Cecchella, così, impone torsioni teoriche dello sguardo: traccia un percorso per visibilia ad invisibilia, in cui solo rovesciando lo sguardo sul mondo, che l’artista rumina e rigetta come bolo nell'opera, è possibile vedere dentro la superficie, scuoiare la pelle del reale. Ma lo sguardo è dentro le cose, / a cercarvi la buccia tra la polpa, (P. Bigongiari, Non so, 1952): uno sguardo endoscopico che somiglia a un’intrusione, e che permette al corpo di entrare e riemergere nell’opera attraverso calchi, fusioni, fenditure.

Come in un ribaltamento di piani, la realtà si introflette e la materia s'insèmpra.

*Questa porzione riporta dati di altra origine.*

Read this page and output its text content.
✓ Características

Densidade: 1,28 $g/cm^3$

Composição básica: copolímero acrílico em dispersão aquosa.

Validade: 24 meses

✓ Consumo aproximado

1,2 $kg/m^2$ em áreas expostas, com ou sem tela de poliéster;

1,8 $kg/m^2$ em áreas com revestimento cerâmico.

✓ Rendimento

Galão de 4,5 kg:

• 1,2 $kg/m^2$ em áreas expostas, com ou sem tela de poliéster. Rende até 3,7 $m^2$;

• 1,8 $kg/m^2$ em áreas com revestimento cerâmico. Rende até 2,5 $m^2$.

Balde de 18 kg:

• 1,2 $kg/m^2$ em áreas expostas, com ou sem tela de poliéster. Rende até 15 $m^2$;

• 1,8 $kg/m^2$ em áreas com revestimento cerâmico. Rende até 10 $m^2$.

Ricordo un passaggio di Giorgio Manganelli nei Salons, dove scriveva di un “archivio del corpo” e di quella violenza minuziosa e analitica degli «uomini delle lame e delle tenaglie» che scavano, indagano, comprendono, non per salvare il corpo dalla sua dissipazione, ma per inseguire, dentro il corpo, ciò che del corpo non muore né vive, quella struttura muta a cui restano appese le viscere e «la pelle, addobbo sapiente ed elegante». Anche Cecchella mi sembra un uomo di lame e tenaglie, leggendo le sue opere come brandelli anatomici rinnovati nella plasticità di una natura ibrida e ambigua: queste opere sono del corpo i telai interni, le sopravvivenze di ciò che altrimenti degrada. Sono testimoni, archivi, superfici impressionabili. O forse null’altro, se non il bordo frastagliato in cui la materia e il corpo stesso tracciano il loro essere nel mondo.

____

Nicolò Cecchella (Reggio Emilia, 1985) sviluppa una ricerca sulle dinamiche della rappresentazione, interrogando i temi dell’identità, del corpo e della presenza umana in relazione con l’ambiente naturale e organico. La sua pratica attraversa scultura, fotografia, video e installazione, utilizzando processi come traccia, impronta e calco per indagare il corpo come misura fenomenologica tra il sé e il mondo, e come origine possibile del visibile.

Mostre personali e collettive recenti includono: Through the Floods, Collezione Maramotti, Reggio Emilia, 2024–2025; Faventia. Ceramica italiana contemporanea, Building Gallery, Milano, 2024; La continuazione degli occhi, Artcurial Italy, Milano, 2024; Il fil rouge da Piero Manzoni a oggi, Museo della Stampa, Soncino, Cremona, 2023; Una sola traccia opposta alla luce, Opificio Vaccari, Sarzana, 2022; Trees and Leaves, Galleria del Cembalo, Palazzo Borghese, Roma. È membro fondatore del Teatro Sociale di Gualtieri.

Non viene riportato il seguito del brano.